Dazah API uses Redis to handle rate limiting. The goal is to limit every each client_id/user_id pair from making over 5,000 requests every 5 minutes. We use Codeigniter 3.x and it looks something like this:
$flood_control = $CI->cache->get("user_limit:{$token_obj->client_id}:{$token_obj->user_id}");
if ($flood_control === false)
{
$CI->cache->save("user_limit:{$token_obj->client_id}:{$token_obj->user_id}", 0, 300);
}
else if ($flood_control > 5000)
{
// Flood control is over the rate limit
print_json(array(
'status' => 'token_limit',
'error' => 'Rate limit exceeded: Please try your request again in a few minutes.',
));
}
else
{
// Record the request for flood control
$CI->cache->increment("user_limit:{$token_obj->client_id}:{$token_obj->user_id}");
}
From my understanding, when you increment a Redis key, it keeps the original time to live of when the key was initially set.

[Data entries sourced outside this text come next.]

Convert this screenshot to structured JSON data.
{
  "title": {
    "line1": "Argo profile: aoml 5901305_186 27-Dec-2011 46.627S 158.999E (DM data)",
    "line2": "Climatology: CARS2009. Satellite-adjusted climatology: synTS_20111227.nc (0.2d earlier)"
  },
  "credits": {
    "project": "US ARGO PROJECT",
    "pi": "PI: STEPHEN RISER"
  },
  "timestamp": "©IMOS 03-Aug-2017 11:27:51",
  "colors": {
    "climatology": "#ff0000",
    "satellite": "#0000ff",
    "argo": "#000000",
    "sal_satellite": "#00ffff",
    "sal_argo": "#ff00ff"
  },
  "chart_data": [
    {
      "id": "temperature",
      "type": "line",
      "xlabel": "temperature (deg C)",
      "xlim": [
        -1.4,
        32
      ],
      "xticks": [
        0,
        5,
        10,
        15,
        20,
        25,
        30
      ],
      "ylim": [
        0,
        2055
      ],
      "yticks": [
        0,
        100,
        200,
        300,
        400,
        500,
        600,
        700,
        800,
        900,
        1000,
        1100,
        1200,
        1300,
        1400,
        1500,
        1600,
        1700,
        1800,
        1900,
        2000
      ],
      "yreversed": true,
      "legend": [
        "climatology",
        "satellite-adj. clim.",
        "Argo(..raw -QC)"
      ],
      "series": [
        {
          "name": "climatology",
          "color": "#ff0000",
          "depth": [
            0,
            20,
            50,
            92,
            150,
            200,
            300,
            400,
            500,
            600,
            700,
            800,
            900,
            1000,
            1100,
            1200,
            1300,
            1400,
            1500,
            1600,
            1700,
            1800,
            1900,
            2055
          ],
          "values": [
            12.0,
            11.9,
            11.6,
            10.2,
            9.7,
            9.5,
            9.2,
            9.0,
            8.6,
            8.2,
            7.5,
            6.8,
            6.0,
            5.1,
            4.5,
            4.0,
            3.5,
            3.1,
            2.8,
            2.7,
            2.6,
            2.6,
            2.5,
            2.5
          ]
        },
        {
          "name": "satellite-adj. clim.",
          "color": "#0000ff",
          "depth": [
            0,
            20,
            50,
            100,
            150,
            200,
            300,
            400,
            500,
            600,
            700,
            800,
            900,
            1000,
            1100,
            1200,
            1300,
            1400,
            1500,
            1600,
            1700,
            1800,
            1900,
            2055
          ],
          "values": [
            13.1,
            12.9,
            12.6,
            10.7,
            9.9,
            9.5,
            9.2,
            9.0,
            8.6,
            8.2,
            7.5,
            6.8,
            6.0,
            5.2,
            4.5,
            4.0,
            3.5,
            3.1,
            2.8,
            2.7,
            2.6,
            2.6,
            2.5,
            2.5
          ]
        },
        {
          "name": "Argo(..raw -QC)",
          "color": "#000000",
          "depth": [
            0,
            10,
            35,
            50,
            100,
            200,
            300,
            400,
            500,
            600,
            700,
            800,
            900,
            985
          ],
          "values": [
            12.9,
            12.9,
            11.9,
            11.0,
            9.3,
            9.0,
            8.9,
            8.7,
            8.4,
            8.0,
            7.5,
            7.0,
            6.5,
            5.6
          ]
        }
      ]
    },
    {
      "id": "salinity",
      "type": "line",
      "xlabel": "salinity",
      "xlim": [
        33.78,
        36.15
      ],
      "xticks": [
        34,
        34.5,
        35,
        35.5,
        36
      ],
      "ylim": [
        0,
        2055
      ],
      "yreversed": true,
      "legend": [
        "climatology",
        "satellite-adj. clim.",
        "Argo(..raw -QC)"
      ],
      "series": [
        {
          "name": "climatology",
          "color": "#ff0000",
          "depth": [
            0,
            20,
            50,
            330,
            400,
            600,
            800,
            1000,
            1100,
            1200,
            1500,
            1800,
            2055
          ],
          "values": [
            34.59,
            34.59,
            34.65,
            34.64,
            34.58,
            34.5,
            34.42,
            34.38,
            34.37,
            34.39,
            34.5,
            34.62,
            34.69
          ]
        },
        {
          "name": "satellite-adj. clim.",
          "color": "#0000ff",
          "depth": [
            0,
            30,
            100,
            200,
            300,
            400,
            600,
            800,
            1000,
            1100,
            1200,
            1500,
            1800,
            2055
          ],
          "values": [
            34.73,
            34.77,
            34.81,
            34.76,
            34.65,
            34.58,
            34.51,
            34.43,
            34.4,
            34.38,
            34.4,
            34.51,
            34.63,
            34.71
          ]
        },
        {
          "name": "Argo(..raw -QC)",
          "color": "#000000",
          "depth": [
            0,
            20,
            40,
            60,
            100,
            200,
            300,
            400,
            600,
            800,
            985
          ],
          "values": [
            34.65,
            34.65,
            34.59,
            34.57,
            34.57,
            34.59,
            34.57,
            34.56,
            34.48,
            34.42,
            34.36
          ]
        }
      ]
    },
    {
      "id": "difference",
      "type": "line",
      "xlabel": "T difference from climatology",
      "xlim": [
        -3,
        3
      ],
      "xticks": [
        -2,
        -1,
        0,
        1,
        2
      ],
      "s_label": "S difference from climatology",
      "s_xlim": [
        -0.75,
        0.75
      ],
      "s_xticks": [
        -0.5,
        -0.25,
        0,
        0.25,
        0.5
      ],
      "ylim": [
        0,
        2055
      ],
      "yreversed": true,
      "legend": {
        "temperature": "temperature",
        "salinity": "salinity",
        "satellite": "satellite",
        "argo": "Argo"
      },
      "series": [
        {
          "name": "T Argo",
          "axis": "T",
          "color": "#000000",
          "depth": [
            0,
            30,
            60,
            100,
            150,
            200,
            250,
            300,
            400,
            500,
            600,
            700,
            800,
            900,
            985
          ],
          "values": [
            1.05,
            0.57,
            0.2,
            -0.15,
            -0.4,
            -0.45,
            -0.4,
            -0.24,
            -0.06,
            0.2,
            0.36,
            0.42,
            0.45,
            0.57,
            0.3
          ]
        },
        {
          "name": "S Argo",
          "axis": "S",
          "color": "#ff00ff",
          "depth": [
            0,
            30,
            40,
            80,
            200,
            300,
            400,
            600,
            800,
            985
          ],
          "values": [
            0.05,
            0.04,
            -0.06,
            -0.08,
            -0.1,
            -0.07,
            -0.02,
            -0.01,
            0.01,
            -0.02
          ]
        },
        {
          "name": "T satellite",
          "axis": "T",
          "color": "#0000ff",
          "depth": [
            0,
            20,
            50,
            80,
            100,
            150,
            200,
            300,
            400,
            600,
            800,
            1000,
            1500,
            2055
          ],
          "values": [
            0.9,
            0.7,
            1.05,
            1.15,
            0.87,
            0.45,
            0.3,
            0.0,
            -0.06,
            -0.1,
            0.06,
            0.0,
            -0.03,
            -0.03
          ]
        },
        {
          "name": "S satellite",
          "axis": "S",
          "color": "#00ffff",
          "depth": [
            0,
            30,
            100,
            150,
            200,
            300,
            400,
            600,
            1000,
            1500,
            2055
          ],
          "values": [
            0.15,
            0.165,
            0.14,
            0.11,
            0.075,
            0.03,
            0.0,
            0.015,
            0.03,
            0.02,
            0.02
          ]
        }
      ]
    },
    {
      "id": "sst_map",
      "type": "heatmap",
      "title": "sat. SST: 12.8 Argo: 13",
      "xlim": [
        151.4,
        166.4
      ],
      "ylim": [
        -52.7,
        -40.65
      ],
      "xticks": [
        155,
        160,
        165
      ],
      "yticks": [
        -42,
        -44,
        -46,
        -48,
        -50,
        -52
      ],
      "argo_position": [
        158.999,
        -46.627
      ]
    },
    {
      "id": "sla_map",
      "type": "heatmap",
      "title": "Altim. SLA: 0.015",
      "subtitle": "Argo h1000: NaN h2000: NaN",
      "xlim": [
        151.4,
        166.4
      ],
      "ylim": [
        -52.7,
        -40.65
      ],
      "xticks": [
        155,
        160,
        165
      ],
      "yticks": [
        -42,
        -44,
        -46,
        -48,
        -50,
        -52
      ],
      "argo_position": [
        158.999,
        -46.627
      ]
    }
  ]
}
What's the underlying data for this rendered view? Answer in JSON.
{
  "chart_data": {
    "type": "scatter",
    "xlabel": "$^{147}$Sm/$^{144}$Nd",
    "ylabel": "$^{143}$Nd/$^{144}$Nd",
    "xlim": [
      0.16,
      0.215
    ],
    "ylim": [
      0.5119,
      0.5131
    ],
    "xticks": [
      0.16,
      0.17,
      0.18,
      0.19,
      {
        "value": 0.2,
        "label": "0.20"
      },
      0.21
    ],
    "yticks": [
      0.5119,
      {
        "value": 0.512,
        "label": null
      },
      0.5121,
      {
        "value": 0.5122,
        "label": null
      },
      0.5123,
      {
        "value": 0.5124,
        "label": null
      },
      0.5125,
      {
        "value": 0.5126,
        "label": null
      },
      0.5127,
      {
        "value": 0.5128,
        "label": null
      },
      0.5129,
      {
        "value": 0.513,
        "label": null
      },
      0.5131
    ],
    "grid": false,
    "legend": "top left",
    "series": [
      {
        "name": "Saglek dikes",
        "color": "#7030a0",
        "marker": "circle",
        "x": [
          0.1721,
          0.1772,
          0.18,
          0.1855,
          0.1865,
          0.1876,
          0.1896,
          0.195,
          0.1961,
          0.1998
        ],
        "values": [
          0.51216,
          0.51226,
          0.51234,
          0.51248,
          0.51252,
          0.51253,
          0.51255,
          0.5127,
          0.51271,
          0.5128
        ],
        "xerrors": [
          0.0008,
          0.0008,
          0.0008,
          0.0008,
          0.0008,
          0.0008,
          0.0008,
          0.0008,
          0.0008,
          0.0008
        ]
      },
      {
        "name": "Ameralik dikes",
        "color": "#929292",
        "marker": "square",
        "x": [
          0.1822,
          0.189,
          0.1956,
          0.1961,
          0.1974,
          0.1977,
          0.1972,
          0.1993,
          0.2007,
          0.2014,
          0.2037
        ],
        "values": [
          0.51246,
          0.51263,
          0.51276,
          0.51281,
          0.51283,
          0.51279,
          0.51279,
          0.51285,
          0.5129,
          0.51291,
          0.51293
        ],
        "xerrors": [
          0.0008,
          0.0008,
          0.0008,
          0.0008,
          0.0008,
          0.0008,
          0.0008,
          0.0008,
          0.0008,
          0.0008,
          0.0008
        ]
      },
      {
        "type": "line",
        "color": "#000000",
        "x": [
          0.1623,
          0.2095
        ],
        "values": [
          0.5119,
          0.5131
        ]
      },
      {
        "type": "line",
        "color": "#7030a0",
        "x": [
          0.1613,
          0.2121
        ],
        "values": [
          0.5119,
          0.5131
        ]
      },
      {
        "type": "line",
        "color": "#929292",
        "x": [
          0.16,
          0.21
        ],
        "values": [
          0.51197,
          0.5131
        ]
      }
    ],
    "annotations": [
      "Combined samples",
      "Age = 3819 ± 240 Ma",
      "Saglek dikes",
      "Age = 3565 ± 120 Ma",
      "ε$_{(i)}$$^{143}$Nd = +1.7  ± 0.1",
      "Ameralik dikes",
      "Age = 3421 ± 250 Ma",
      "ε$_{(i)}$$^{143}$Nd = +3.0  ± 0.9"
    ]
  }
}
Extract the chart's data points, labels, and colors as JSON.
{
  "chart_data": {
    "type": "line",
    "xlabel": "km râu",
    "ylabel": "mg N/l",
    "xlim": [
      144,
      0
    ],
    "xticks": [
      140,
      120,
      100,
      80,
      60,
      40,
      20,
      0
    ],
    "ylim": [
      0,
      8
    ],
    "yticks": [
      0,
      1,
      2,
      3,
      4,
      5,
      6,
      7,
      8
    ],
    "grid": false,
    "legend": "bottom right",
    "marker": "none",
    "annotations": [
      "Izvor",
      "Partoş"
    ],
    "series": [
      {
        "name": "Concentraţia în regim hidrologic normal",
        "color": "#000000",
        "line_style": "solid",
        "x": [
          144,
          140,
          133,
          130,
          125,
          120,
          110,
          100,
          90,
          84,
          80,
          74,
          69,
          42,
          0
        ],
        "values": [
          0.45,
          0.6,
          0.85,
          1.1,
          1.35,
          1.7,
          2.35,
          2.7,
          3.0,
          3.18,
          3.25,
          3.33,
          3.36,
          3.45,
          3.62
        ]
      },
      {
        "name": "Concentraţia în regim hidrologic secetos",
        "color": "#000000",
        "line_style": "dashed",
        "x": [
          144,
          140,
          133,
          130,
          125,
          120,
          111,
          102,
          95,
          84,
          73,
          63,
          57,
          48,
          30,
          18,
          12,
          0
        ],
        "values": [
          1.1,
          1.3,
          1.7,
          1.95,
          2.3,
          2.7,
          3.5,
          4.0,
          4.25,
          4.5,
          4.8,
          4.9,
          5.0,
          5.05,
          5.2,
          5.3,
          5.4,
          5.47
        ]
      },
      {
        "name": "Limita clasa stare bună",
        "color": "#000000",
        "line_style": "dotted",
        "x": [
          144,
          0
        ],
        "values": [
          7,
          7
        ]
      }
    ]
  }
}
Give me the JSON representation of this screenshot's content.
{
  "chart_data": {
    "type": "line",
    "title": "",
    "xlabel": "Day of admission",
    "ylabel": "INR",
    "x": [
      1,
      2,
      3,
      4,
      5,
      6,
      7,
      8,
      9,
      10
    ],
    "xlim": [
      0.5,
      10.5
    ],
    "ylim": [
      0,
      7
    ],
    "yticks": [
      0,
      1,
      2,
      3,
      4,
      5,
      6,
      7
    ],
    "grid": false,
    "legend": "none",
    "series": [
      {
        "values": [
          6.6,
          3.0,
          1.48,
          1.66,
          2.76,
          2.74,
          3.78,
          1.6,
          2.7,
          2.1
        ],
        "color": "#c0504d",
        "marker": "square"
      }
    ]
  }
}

Unfortunately poor cereal keeps being locked out of his DaniWeb account. Upon investigating, the client_id/user_id pair that couples the DaniWeb app with cereal's user ID had its Redis value at 5001 and he was being cut off. However, a deeper investigation showed that it's not the case that he had DaniWeb open on multiple computers, etc., or was making an absurd about of requests. In fact, I had made about 10X the number of requests that he had over the past 24 hours, and I've never suffered from this problem!
So then I started logging and found that there are a very small handful of other users besides cereal that are also suffering from the same problem. A google search pointed me to a bunch of race conditions that can cause issues with API rate limiters, but I can't seem to wrap my mind around if a race condition could be at play here?
I temporarily increased the limit to 10K and have been keeping an eye on the logs I created. It is not the case that cereal's Redis key keeps increasing, increasing, increasing. In fact, it's completely hovering in the 5000-5100 range, going both up and down.
There is one strange thing that I noticed from my recent logging of both the current value of the key as well as when it's set to expire. I started logging the difference between the expiry time and the current time(). For all normal keys, the expiry time is anywhere from 1-4 minutes away, which makes sense for keys that are set to reset every 5 minutes. However, for the keys having an issue, the expiry time is always -1 second behind the current time ... as in, when I look up a key, why is it telling me its value is 5100 and it expired a moment ago, instead of restarting it?!
The only thing I can think of doing at this point is adding logic that if the expiry time is in the past, reset the value to 0 and begin anew. But why is this happening in the first place?!